Disney+’s sports drama series ‘The Crossover’ revolves around brothers Josh “Filthy McNasty” Bell and Jordan “JB” Bell, who dream of playing in the NBA to become two of the greatest basketball players of all time. Filthy and JB are coached by their father and former professional basketball player Chuck Bell, who also coaches their school basketball team. Their aspirations to become two of the basketball greats get threatened by obstacles that arise among their family and friends, most importantly Chuck’s ill health. Filthy and JB’s saga is unignorably rooted in reality, making the viewers eager to know whether the same is based on real-life events. Well, here’s what we can share about the same!
Is The Crossover a True Story?
No, ‘The Crossover’ is not based on a true story. The series is a television adaptation of renowned children’s fiction writer Kwame Alexander’s eponymous novel. Although Alexander’s novel is fictional, the writer was inspired by his own experiences as a twelve-year-old to conceive his work. “I simply wanted to write a good story about sports, family, friendship, and that first crush, all things that were important to me when I was 12,” the writer shared on his website about the inspiration behind writing the children’s novel. Basketball was an integral part of the author’s upbringing the same way it is in the lives of Filthy and JB.

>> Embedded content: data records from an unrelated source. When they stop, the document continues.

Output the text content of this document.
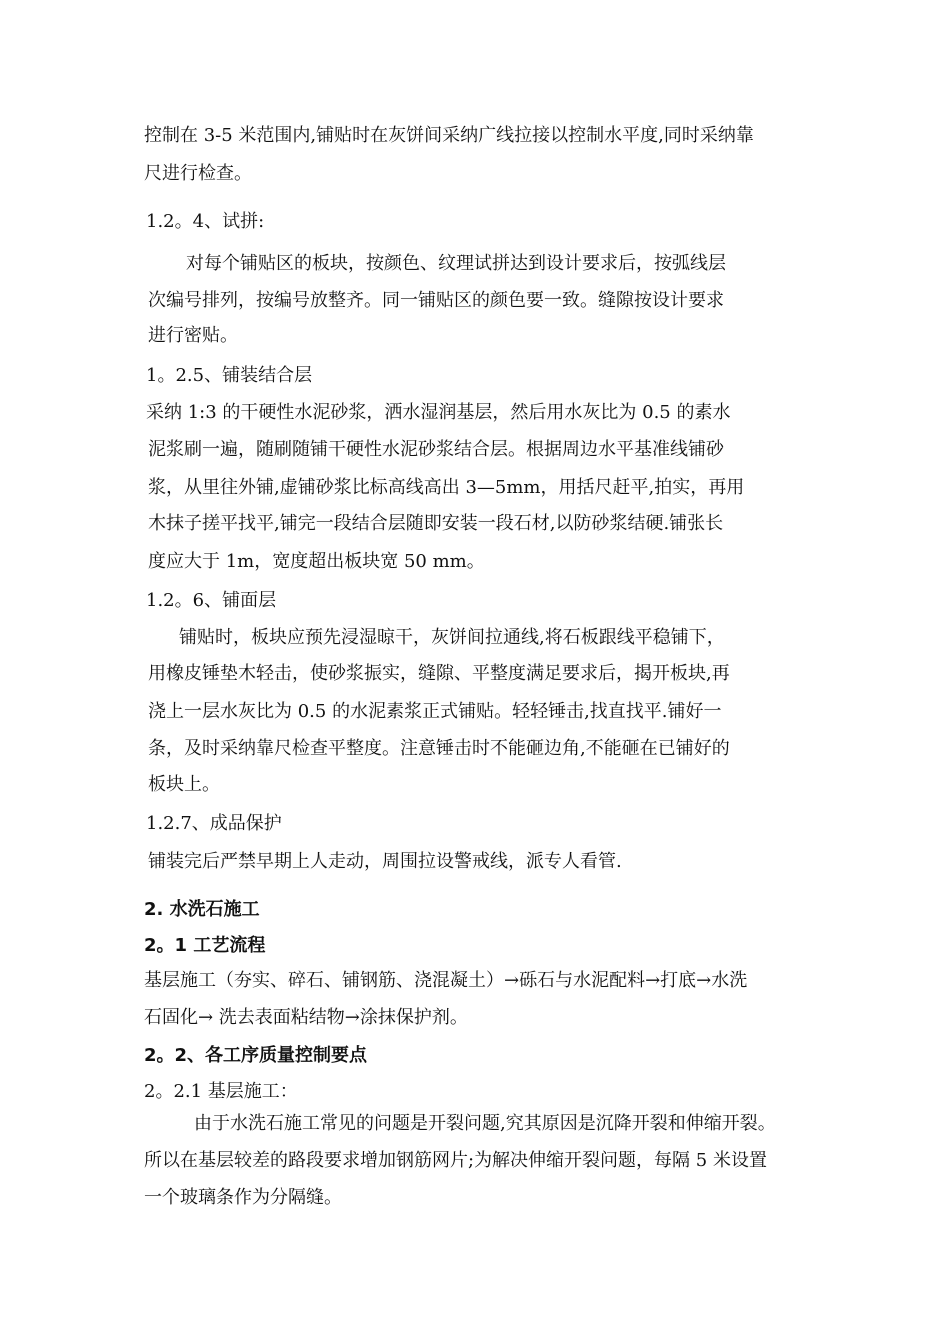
控制在 3-5 米范围内,铺贴时在灰饼间采纳广线拉接以控制水平度,同时采纳靠
尺进行检查。
1.2。4、试拼:
对每个铺贴区的板块，按颜色、纹理试拼达到设计要求后，按弧线层
次编号排列，按编号放整齐。同一铺贴区的颜色要一致。缝隙按设计要求
进行密贴。
1。2.5、铺装结合层
采纳 1:3 的干硬性水泥砂浆，洒水湿润基层，然后用水灰比为 0.5 的素水
泥浆刷一遍，随刷随铺干硬性水泥砂浆结合层。根据周边水平基准线铺砂
浆，从里往外铺,虚铺砂浆比标高线高出 3—5mm，用括尺赶平,拍实，再用
木抹子搓平找平,铺完一段结合层随即安装一段石材,以防砂浆结硬.铺张长
度应大于 1m，宽度超出板块宽 50 mm。
1.2。6、铺面层
铺贴时，板块应预先浸湿晾干，灰饼间拉通线,将石板跟线平稳铺下，
用橡皮锤垫木轻击，使砂浆振实，缝隙、平整度满足要求后，揭开板块,再
浇上一层水灰比为 0.5 的水泥素浆正式铺贴。轻轻锤击,找直找平.铺好一
条，及时采纳靠尺检查平整度。注意锤击时不能砸边角,不能砸在已铺好的
板块上。
1.2.7、成品保护
铺装完后严禁早期上人走动，周围拉设警戒线，派专人看管.
2. 水洗石施工
2。1 工艺流程
基层施工（夯实、碎石、铺钢筋、浇混凝土）→砾石与水泥配料→打底→水洗
石固化→ 洗去表面粘结物→涂抹保护剂。
2。2、各工序质量控制要点
2。2.1 基层施工：
由于水洗石施工常见的问题是开裂问题,究其原因是沉降开裂和伸缩开裂。
所以在基层较差的路段要求增加钢筋网片;为解决伸缩开裂问题，每隔 5 米设置
一个玻璃条作为分隔缝。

Like Filthy and JB’s father Chuck, Alexander’s father was a basketball player in college and Air Force. The pieces of advice or “rules” Chuck shares with his two sons are extremely similar to the ones the writer’s father shared with him. “My dad used to say things to me like, ‘You can’t know what you don’t know;’ he is just saying, ‘Never hang around with people who have less to lose than you do.’ My dad used to drop these things on me non-stop, going to school in the morning or when I made a mistake,” Alexander told AdLit. The author’s father’s words can be seen as the foundation of Chuck’s rules, which guide the two boys in life.
Since Alexander wrote the novel inspired by his interactions with his father, he considers the same as a “song to my father and an ode to my father,” as per the same interview. The author conceived Chuck as a reimagining of how his father might have been when he played basketball before entering academia. However, that doesn’t mean that we can find Alexander in Filthy or JB. Although the author loves the sport, he never saw a future in playing basketball as his two protagonists. “I played basketball a lot, but I wasn’t good enough to be competitive. I excelled at tennis and talked a lot of trash, which I bring into the book,” the author told Charleston City Paper about the autobiographical elements in the book.
Alexander conceived the novel to introduce the nuances of important aspects of life, such as family, to his young readers. He integrated the element of basketball into it to attract the readers. “Ultimately, this is a book about basketball but it is really about so much more. It’s about family and brotherhood and friendship and crossing over from boyhood into manhood. Basketball was just sort of a metaphor, it was a frame, it was a way to sort of get boys to pick up this book, was a way to get girls excited about this book. It was what I remembered liking when I was twelve years old and would have loved to have had a book that dealt with this subject,” Alexander said in the same AdLit interview.
Although the series and its source novel are fictional, they succeed in moving the audiences and readers respectively with their relatability. As far as Alexander is concerned, the same relatability isn’t accidental. The author visited “a lot” of schools to get inspired by the students and their lives, which must have helped him create the fictional saga of two boys who dream to conquer the world by becoming basketball greats.